Boy Meets Maria est une nouveautés de juin (Taifu). Oui, c’est un yaoi – c’est vrai que je ne vous ai encore pas parlé de yaoi ici ! J’en lis, peu finalement… Mais c’est à peu près ce qu’on peut dire pour tous les « genres » de mangas tant il y a de sorties. Je m’égare, revenons à nos lycéens…

Au club de théâtre, les masques tombent et les rôles se mélangent. Lorsque les personnes qui nous entourent nous accueillent avec bienveillance, il ne tient qu’à soi de se cacher ou de se dévoiler au monde tel que l’on est vraiment.

Sur le devant de la scène, retrouvez Taiga, un jeune homme vibrant d’enthousiasme et d’amour à revendre, qui rêve de devenir un héros. Puis rencontrez avec lui Maria, ou Arima, un·e acteurice hors du commun, en proie à de la dysphorie de genre. Ayant vécu chacun·e de leur côté des moments difficiles dans leur enfance, leur rencontre met en lumière et questionne la manière dont se construit notre orientation amoureuse et notre identité de genre. Alors que se croisent leurs rêves et leurs sentiments, Taiga et Arima vont se révéler plus liés que jamais par leurs doutes et leur quête de soi.

Aimer un garçon, aimer tout simplement

Tout le monde n’a pas la chance de savoir qui sommeille à l’intérieur de nous-même. Est-on une fille, ou un garçon ? Les deux ou aucun à la fois ? Arima est incapable de monter sur les planches s’il n’est pas « Maria ». Taiga veut absolument devenir le meilleur acteur possible, et tombe sous le charme de Maria… même quand il apprend que Maria est en réalité Taiga.

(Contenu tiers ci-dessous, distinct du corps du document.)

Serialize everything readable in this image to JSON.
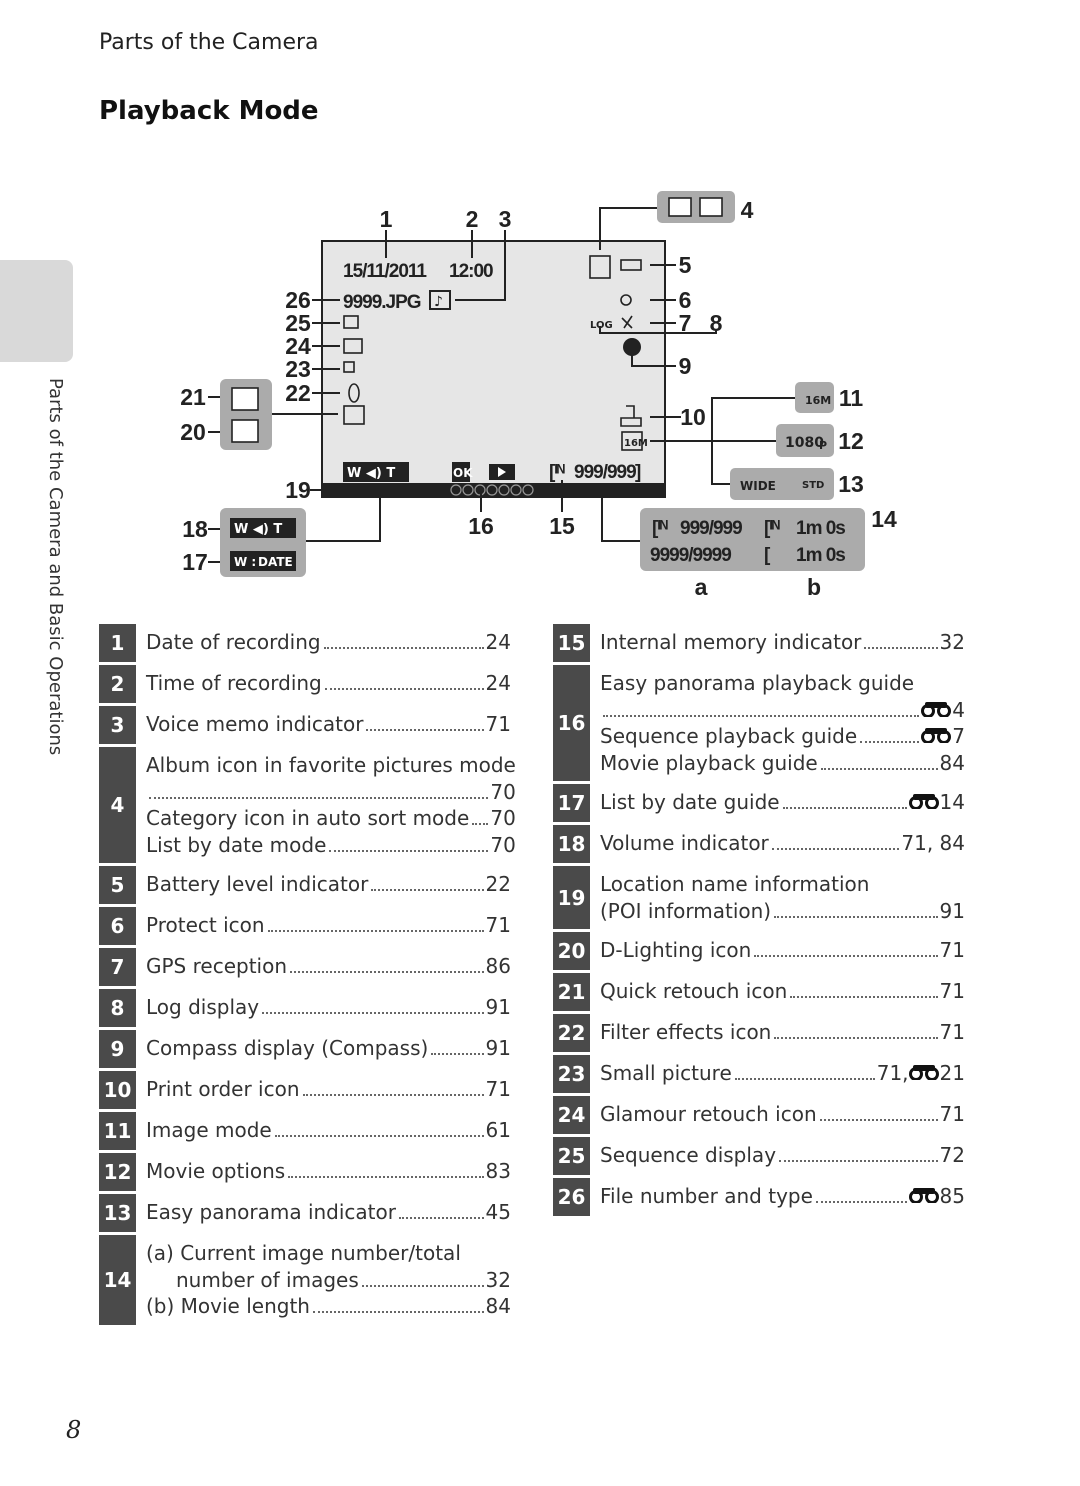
{
  "header": {
    "section": "Parts of the Camera",
    "title": "Playback Mode"
  },
  "side_tab": {
    "label": "Parts of the Camera and Basic Operations"
  },
  "page_number": "8",
  "diagram": {
    "callouts": {
      "c1": "1",
      "c2": "2",
      "c3": "3",
      "c4": "4",
      "c5": "5",
      "c6": "6",
      "c7": "7",
      "c8": "8",
      "c9": "9",
      "c10": "10",
      "c11": "11",
      "c12": "12",
      "c13": "13",
      "c14": "14",
      "c15": "15",
      "c16": "16",
      "c17": "17",
      "c18": "18",
      "c19": "19",
      "c20": "20",
      "c21": "21",
      "c22": "22",
      "c23": "23",
      "c24": "24",
      "c25": "25",
      "c26": "26",
      "a": "a",
      "b": "b"
    },
    "screen": {
      "date": "15/11/2011",
      "time": "12:00",
      "file": "9999.JPG",
      "counter": "999/999",
      "ok": "OK",
      "loc": "LOG",
      "size": "16M"
    },
    "panels": {
      "size": "16M",
      "movie": "1080",
      "movie_suffix": "P",
      "wide": "WIDE",
      "std": "STD",
      "date": "DATE",
      "a1": "999/999",
      "b1": "1m 0s",
      "a2": "9999/9999",
      "b2": "1m 0s"
    }
  },
  "left_table": [
    {
      "num": "1",
      "lines": [
        {
          "text": "Date of recording",
          "page": "24"
        }
      ]
    },
    {
      "num": "2",
      "lines": [
        {
          "text": "Time of recording",
          "page": "24"
        }
      ]
    },
    {
      "num": "3",
      "lines": [
        {
          "text": "Voice memo indicator",
          "page": "71"
        }
      ]
    },
    {
      "num": "4",
      "lines": [
        {
          "text": "Album icon in favorite pictures mode"
        },
        {
          "text": "",
          "page": "70"
        },
        {
          "text": "Category icon in auto sort mode",
          "page": "70"
        },
        {
          "text": "List by date mode",
          "page": "70"
        }
      ]
    },
    {
      "num": "5",
      "lines": [
        {
          "text": "Battery level indicator",
          "page": "22"
        }
      ]
    },
    {
      "num": "6",
      "lines": [
        {
          "text": "Protect icon",
          "page": "71"
        }
      ]
    },
    {
      "num": "7",
      "lines": [
        {
          "text": "GPS reception",
          "page": "86"
        }
      ]
    },
    {
      "num": "8",
      "lines": [
        {
          "text": "Log display",
          "page": "91"
        }
      ]
    },
    {
      "num": "9",
      "lines": [
        {
          "text": "Compass display (Compass)",
          "page": "91"
        }
      ]
    },
    {
      "num": "10",
      "lines": [
        {
          "text": "Print order icon",
          "page": "71"
        }
      ]
    },
    {
      "num": "11",
      "lines": [
        {
          "text": "Image mode",
          "page": "61"
        }
      ]
    },
    {
      "num": "12",
      "lines": [
        {
          "text": "Movie options",
          "page": "83"
        }
      ]
    },
    {
      "num": "13",
      "lines": [
        {
          "text": "Easy panorama indicator",
          "page": "45"
        }
      ]
    },
    {
      "num": "14",
      "lines": [
        {
          "text": "(a) Current image number/total"
        },
        {
          "text": "number of images",
          "page": "32",
          "indent": true
        },
        {
          "text": "(b) Movie length",
          "page": "84"
        }
      ]
    }
  ],
  "right_table": [
    {
      "num": "15",
      "lines": [
        {
          "text": "Internal memory indicator",
          "page": "32"
        }
      ]
    },
    {
      "num": "16",
      "lines": [
        {
          "text": "Easy panorama playback guide"
        },
        {
          "text": "",
          "page": "4",
          "ref": true
        },
        {
          "text": "Sequence playback guide",
          "page": "7",
          "ref": true
        },
        {
          "text": "Movie playback guide",
          "page": "84"
        }
      ]
    },
    {
      "num": "17",
      "lines": [
        {
          "text": "List by date guide",
          "page": "14",
          "ref": true
        }
      ]
    },
    {
      "num": "18",
      "lines": [
        {
          "text": "Volume indicator",
          "page": "71, 84"
        }
      ]
    },
    {
      "num": "19",
      "lines": [
        {
          "text": "Location name information"
        },
        {
          "text": "(POI information)",
          "page": "91"
        }
      ]
    },
    {
      "num": "20",
      "lines": [
        {
          "text": "D-Lighting icon",
          "page": "71"
        }
      ]
    },
    {
      "num": "21",
      "lines": [
        {
          "text": "Quick retouch icon",
          "page": "71"
        }
      ]
    },
    {
      "num": "22",
      "lines": [
        {
          "text": "Filter effects icon",
          "page": "71"
        }
      ]
    },
    {
      "num": "23",
      "lines": [
        {
          "text": "Small picture",
          "page_prefix": "71, ",
          "page": "21",
          "ref": true
        }
      ]
    },
    {
      "num": "24",
      "lines": [
        {
          "text": "Glamour retouch icon",
          "page": "71"
        }
      ]
    },
    {
      "num": "25",
      "lines": [
        {
          "text": "Sequence display",
          "page": "72"
        }
      ]
    },
    {
      "num": "26",
      "lines": [
        {
          "text": "File number and type",
          "page": "85",
          "ref": true
        }
      ]
    }
  ],
  "colors": {
    "number_box": "#4a4a4a",
    "panel": "#ababab",
    "screen": "#e6e6e6"
  }
}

Boy Meets Maria arrive, en un seul tome, à aborder les questions d’identité de genre – pour apprendre à s’aimer tel·le qu’on est ; de dépasser ses traumas passés (attention, la scène de viol est horrible) d’accepter de se faire aider… ou simplement d’aider de manière bienveillante une personne qui en a besoin.

Graphiquement, j’ai beaucoup aimé les dessins. La couverture est sublime, tant dans sa composition que dans le choix des couleurs. Boy Meets Maria est une bonne histoire courte, pleine de sentiments (positifs ET négatifs, forts, beaux, difficiles… voire affreux).